If we carry out external gas heating using a heat exchanger with a coefficient of efficiency η = 60%, then the value of the effective power will be

those. less than with internal gas heating. It should also be noted that the gas-gas type heat exchanger used for external heating works at a high temperature of hot gas, which significantly reduces the life of its trouble-free operation.

It should also be noted the importance of sealing the cavity in which the turbines are located. So, the presence of GHG leak through the body seals to the outside in an amount of 0.5% of the gas flow through the turbine (G _UT = 55 g / s) will lead to the loss of the GHG chemical energy (converted into heat) by ΔQ = G _UT · N _u = 0.055 · 47300 = 2600 kJ / s, which is equivalent in cost to the loss of mechanical power by ΔN = ΔQ · k = 2600 · 0.3 = 780 kW. Consequently, a half-percent GHG leak leads to the fact that the value of the “clean” power of the installation becomes practically zero.

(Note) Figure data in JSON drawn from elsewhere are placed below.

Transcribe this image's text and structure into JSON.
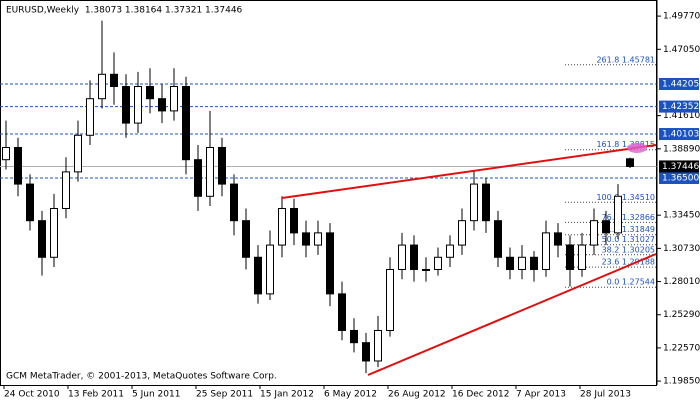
{
  "chart_data": {
    "type": "candlestick",
    "header_text": "EURUSD,Weekly  1.38073 1.38164 1.37321 1.37446",
    "footer_text": "GCM MetaTrader, © 2001-2013, MetaQuotes Software Corp.",
    "xtick_labels": [
      "24 Oct 2010",
      "13 Feb 2011",
      "5 Jun 2011",
      "25 Sep 2011",
      "15 Jan 2012",
      "6 May 2012",
      "26 Aug 2012",
      "16 Dec 2012",
      "7 Apr 2013",
      "28 Jul 2013"
    ],
    "ylim": [
      1.1953,
      1.5109
    ],
    "yticks": [
      {
        "value": 1.4977,
        "label": "1.49770"
      },
      {
        "value": 1.4705,
        "label": "1.47050"
      },
      {
        "value": 1.4161,
        "label": "1.41610"
      },
      {
        "value": 1.3889,
        "label": "1.38890"
      },
      {
        "value": 1.3345,
        "label": "1.33450"
      },
      {
        "value": 1.3073,
        "label": "1.30730"
      },
      {
        "value": 1.2801,
        "label": "1.28010"
      },
      {
        "value": 1.2529,
        "label": "1.25290"
      },
      {
        "value": 1.2257,
        "label": "1.22570"
      },
      {
        "value": 1.1985,
        "label": "1.19850"
      }
    ],
    "levels": [
      {
        "value": 1.44205,
        "label": "1.44205"
      },
      {
        "value": 1.42352,
        "label": "1.42352"
      },
      {
        "value": 1.40103,
        "label": "1.40103"
      },
      {
        "value": 1.365,
        "label": "1.36500"
      }
    ],
    "level_color": "#1c52c0",
    "current_price": {
      "value": 1.37446,
      "label": "1.37446"
    },
    "fib_levels": [
      {
        "value": 1.45781,
        "label": "261.8 1.45781"
      },
      {
        "value": 1.38815,
        "label": "161.8 1.38815"
      },
      {
        "value": 1.3451,
        "label": "100.0 1.34510"
      },
      {
        "value": 1.32866,
        "label": "76.4 1.32866"
      },
      {
        "value": 1.31849,
        "label": "61.8 1.31849"
      },
      {
        "value": 1.31027,
        "label": "50.0 1.31027"
      },
      {
        "value": 1.30205,
        "label": "38.2 1.30205"
      },
      {
        "value": 1.29188,
        "label": "23.6 1.29188"
      },
      {
        "value": 1.27544,
        "label": "0.0 1.27544"
      }
    ],
    "open": [
      1.38,
      1.39,
      1.36,
      1.33,
      1.3,
      1.34,
      1.37,
      1.4,
      1.43,
      1.45,
      1.44,
      1.41,
      1.44,
      1.43,
      1.42,
      1.44,
      1.38,
      1.35,
      1.39,
      1.36,
      1.33,
      1.3,
      1.27,
      1.31,
      1.34,
      1.32,
      1.31,
      1.32,
      1.27,
      1.24,
      1.23,
      1.215,
      1.24,
      1.29,
      1.31,
      1.29,
      1.29,
      1.3,
      1.31,
      1.33,
      1.36,
      1.33,
      1.3,
      1.29,
      1.3,
      1.29,
      1.32,
      1.31,
      1.29,
      1.31,
      1.33,
      1.32,
      1.38073
    ],
    "high": [
      1.412,
      1.398,
      1.368,
      1.338,
      1.352,
      1.382,
      1.412,
      1.445,
      1.494,
      1.468,
      1.45,
      1.452,
      1.455,
      1.442,
      1.455,
      1.448,
      1.392,
      1.42,
      1.398,
      1.368,
      1.34,
      1.31,
      1.322,
      1.35,
      1.348,
      1.33,
      1.33,
      1.328,
      1.28,
      1.25,
      1.238,
      1.252,
      1.3,
      1.32,
      1.318,
      1.3,
      1.308,
      1.318,
      1.34,
      1.371,
      1.365,
      1.338,
      1.308,
      1.31,
      1.305,
      1.33,
      1.328,
      1.318,
      1.32,
      1.34,
      1.338,
      1.36,
      1.38164
    ],
    "low": [
      1.372,
      1.35,
      1.322,
      1.285,
      1.292,
      1.332,
      1.362,
      1.392,
      1.422,
      1.425,
      1.398,
      1.402,
      1.418,
      1.41,
      1.412,
      1.368,
      1.338,
      1.342,
      1.35,
      1.318,
      1.29,
      1.262,
      1.265,
      1.3,
      1.31,
      1.3,
      1.302,
      1.26,
      1.232,
      1.222,
      1.205,
      1.21,
      1.235,
      1.282,
      1.28,
      1.28,
      1.285,
      1.292,
      1.302,
      1.322,
      1.32,
      1.292,
      1.282,
      1.282,
      1.28,
      1.284,
      1.3,
      1.276,
      1.284,
      1.302,
      1.31,
      1.315,
      1.37321
    ],
    "close": [
      1.39,
      1.36,
      1.33,
      1.3,
      1.34,
      1.37,
      1.4,
      1.43,
      1.45,
      1.44,
      1.41,
      1.44,
      1.43,
      1.42,
      1.44,
      1.38,
      1.35,
      1.39,
      1.36,
      1.33,
      1.3,
      1.27,
      1.31,
      1.34,
      1.32,
      1.31,
      1.32,
      1.27,
      1.24,
      1.23,
      1.215,
      1.24,
      1.29,
      1.31,
      1.29,
      1.29,
      1.3,
      1.31,
      1.33,
      1.36,
      1.33,
      1.3,
      1.29,
      1.3,
      1.29,
      1.32,
      1.31,
      1.29,
      1.31,
      1.33,
      1.32,
      1.35,
      1.37446
    ]
  }
}
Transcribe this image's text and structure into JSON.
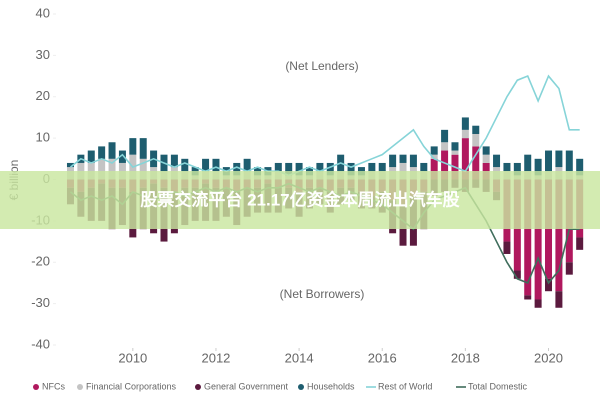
{
  "chart_data": {
    "type": "stacked-bar-line",
    "annotations": [
      "(Net Lenders)",
      "(Net Borrowers)"
    ],
    "y_label": "€ billion",
    "overlay_text": "股票交流平台 21.17亿资金本周流出汽车股",
    "xlim": [
      2008.2,
      2020.95
    ],
    "xticks": [
      2010,
      2012,
      2014,
      2016,
      2018,
      2020
    ],
    "ylim": [
      -40,
      40
    ],
    "yticks": [
      -40,
      -30,
      -20,
      -10,
      0,
      10,
      20,
      30,
      40
    ],
    "x": [
      2008.5,
      2008.75,
      2009,
      2009.25,
      2009.5,
      2009.75,
      2010,
      2010.25,
      2010.5,
      2010.75,
      2011,
      2011.25,
      2011.5,
      2011.75,
      2012,
      2012.25,
      2012.5,
      2012.75,
      2013,
      2013.25,
      2013.5,
      2013.75,
      2014,
      2014.25,
      2014.5,
      2014.75,
      2015,
      2015.25,
      2015.5,
      2015.75,
      2016,
      2016.25,
      2016.5,
      2016.75,
      2017,
      2017.25,
      2017.5,
      2017.75,
      2018,
      2018.25,
      2018.5,
      2018.75,
      2019,
      2019.25,
      2019.5,
      2019.75,
      2020,
      2020.25,
      2020.5,
      2020.75
    ],
    "series": [
      {
        "name": "NFCs",
        "kind": "bar",
        "color": "#b0185e",
        "values": [
          -2,
          -3,
          -2,
          -1,
          -2,
          -2,
          -3,
          -2,
          -1,
          -2,
          -3,
          -2,
          -2,
          -1,
          -2,
          -2,
          -3,
          -2,
          -2,
          -1,
          -2,
          -2,
          -3,
          -2,
          -2,
          -3,
          -2,
          -2,
          -3,
          -4,
          -3,
          -5,
          -6,
          -4,
          -3,
          5,
          7,
          6,
          10,
          8,
          4,
          -3,
          -15,
          -22,
          -28,
          -29,
          -24,
          -27,
          -20,
          -14
        ]
      },
      {
        "name": "Financial Corporations",
        "kind": "bar",
        "color": "#c4c4c4",
        "values": [
          3,
          4,
          4,
          5,
          5,
          4,
          6,
          5,
          3,
          2,
          3,
          2,
          1,
          2,
          2,
          1,
          1,
          2,
          1,
          1,
          2,
          1,
          1,
          1,
          2,
          1,
          2,
          1,
          1,
          2,
          2,
          3,
          4,
          3,
          2,
          1,
          2,
          1,
          2,
          3,
          2,
          3,
          2,
          1,
          2,
          1,
          2,
          3,
          2,
          1
        ]
      },
      {
        "name": "General Government",
        "kind": "bar",
        "color": "#5b1a3e",
        "values": [
          -4,
          -6,
          -8,
          -9,
          -10,
          -9,
          -11,
          -10,
          -12,
          -13,
          -10,
          -9,
          -8,
          -9,
          -8,
          -7,
          -8,
          -7,
          -6,
          -7,
          -6,
          -5,
          -6,
          -5,
          -4,
          -5,
          -4,
          -3,
          -4,
          -3,
          -5,
          -8,
          -10,
          -12,
          -9,
          -4,
          -3,
          -2,
          -3,
          -2,
          -3,
          -2,
          -3,
          -2,
          -1,
          -2,
          -3,
          -4,
          -3,
          -3
        ]
      },
      {
        "name": "Households",
        "kind": "bar",
        "color": "#1e5d6f",
        "values": [
          1,
          2,
          3,
          3,
          4,
          3,
          4,
          5,
          4,
          4,
          3,
          3,
          2,
          3,
          3,
          2,
          3,
          3,
          2,
          2,
          2,
          3,
          3,
          2,
          2,
          3,
          4,
          3,
          2,
          2,
          2,
          3,
          2,
          3,
          2,
          2,
          3,
          2,
          3,
          2,
          2,
          3,
          2,
          3,
          4,
          4,
          5,
          4,
          5,
          4
        ]
      },
      {
        "name": "Rest of World",
        "kind": "line",
        "color": "#86d4d8",
        "values": [
          3,
          5,
          4,
          5,
          4,
          6,
          3,
          4,
          5,
          4,
          3,
          4,
          3,
          2,
          3,
          2,
          3,
          2,
          3,
          2,
          2,
          1,
          2,
          3,
          2,
          3,
          4,
          3,
          4,
          5,
          6,
          8,
          10,
          12,
          8,
          5,
          4,
          3,
          2,
          6,
          10,
          15,
          20,
          24,
          25,
          19,
          25,
          22,
          12,
          12
        ]
      },
      {
        "name": "Total Domestic",
        "kind": "line",
        "color": "#3f6d5c",
        "values": [
          -3,
          -5,
          -4,
          -5,
          -4,
          -6,
          -3,
          -4,
          -5,
          -4,
          -3,
          -4,
          -3,
          -2,
          -3,
          -2,
          -3,
          -2,
          -3,
          -2,
          -2,
          -1,
          -2,
          -3,
          -2,
          -3,
          -4,
          -3,
          -4,
          -5,
          -6,
          -8,
          -10,
          -12,
          -8,
          -5,
          -4,
          -3,
          -2,
          -6,
          -10,
          -15,
          -20,
          -24,
          -25,
          -19,
          -25,
          -22,
          -12,
          -12
        ]
      }
    ]
  }
}
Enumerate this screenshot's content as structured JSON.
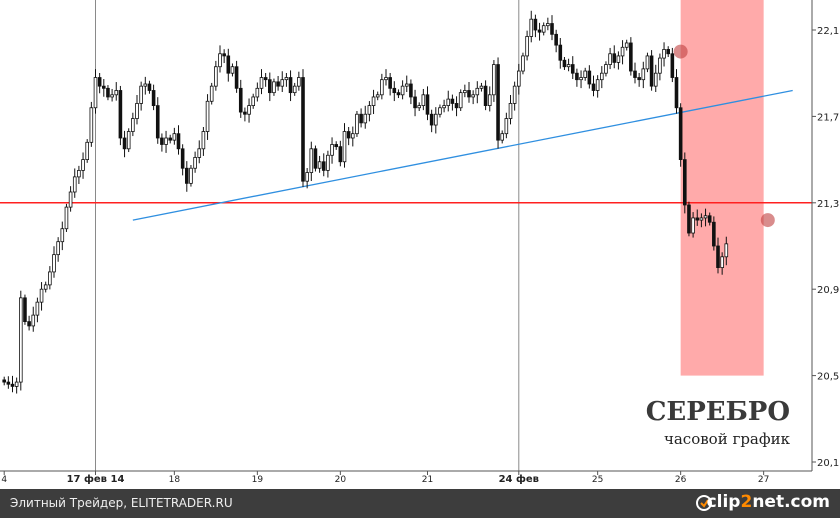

Thus, the objectives of the invention have been solved for the efficient use of potential GHG energy with high environmental performance and high reliability for the entire practically used differential pressure in high and low gas pressure lines.

Claims (7)

1. A gas turbine generator comprising a sealed enclosure with covers, a turbine, an electric generator, bushing insulators, an inlet and an outlet pipe, where the enclosure has a through cavity provided with inlet and outlet from opposite sides, the turbine and an electric generator are mechanically interconnected and placed in the cavity of the enclosure, cover located at the inlet and outlet of the cavity of the housing, and the inlet pipe is placed on the cover of the entrance to the cavity of the housing, bushing insulators are installed on the housing and connected to an electric generator, characterized in that the gas turbine generator further includes a regulator, a valve, a heating unit, the turbine, an electric generator, a housing with bushing insulators, an outlet pipe and a valve combined into a module, in addition, the gas turbine generator contains at least two modules connected in series with each other, where the cover the entrance to the cavity is installed on the housing of the first module, and the cover of the exit from the cavity is installed on the housing of the last module with the formation of a joint sealed cavity of the modules, and the controller is installed on m pipe, which is located on the lid of the entrance to the cavity, and each valve is mounted on the housing of a separate module through the output pipe, moreover, the heating unit is connected in series behind the valve of the last module. 2. The gas turbine generator according to claim 1, characterized in that the module generator is equipped with a frequency converter located outside the housing. 3. The gas turbine generator according to claim 1, characterized in that the heating unit comprises an air compressor and a device for partial combustion and internal gas heating. 4. The gas turbine generator according to claim 1, characterized in that the module turbine is made at least one-stage and contains a partial nozzle apparatus. 5. The gas turbine generator according to claim 4, characterized in that the turbines of different modules can have nozzle devices with varying degrees of partiality. 6. The gas turbine generator according to claim 1, characterized in that the turbine impellers are made of composite material, for example, fiberglass. 7. The gas turbine generator according to claim 1, characterized in that the housing is made of composite material, for example, fiberglass.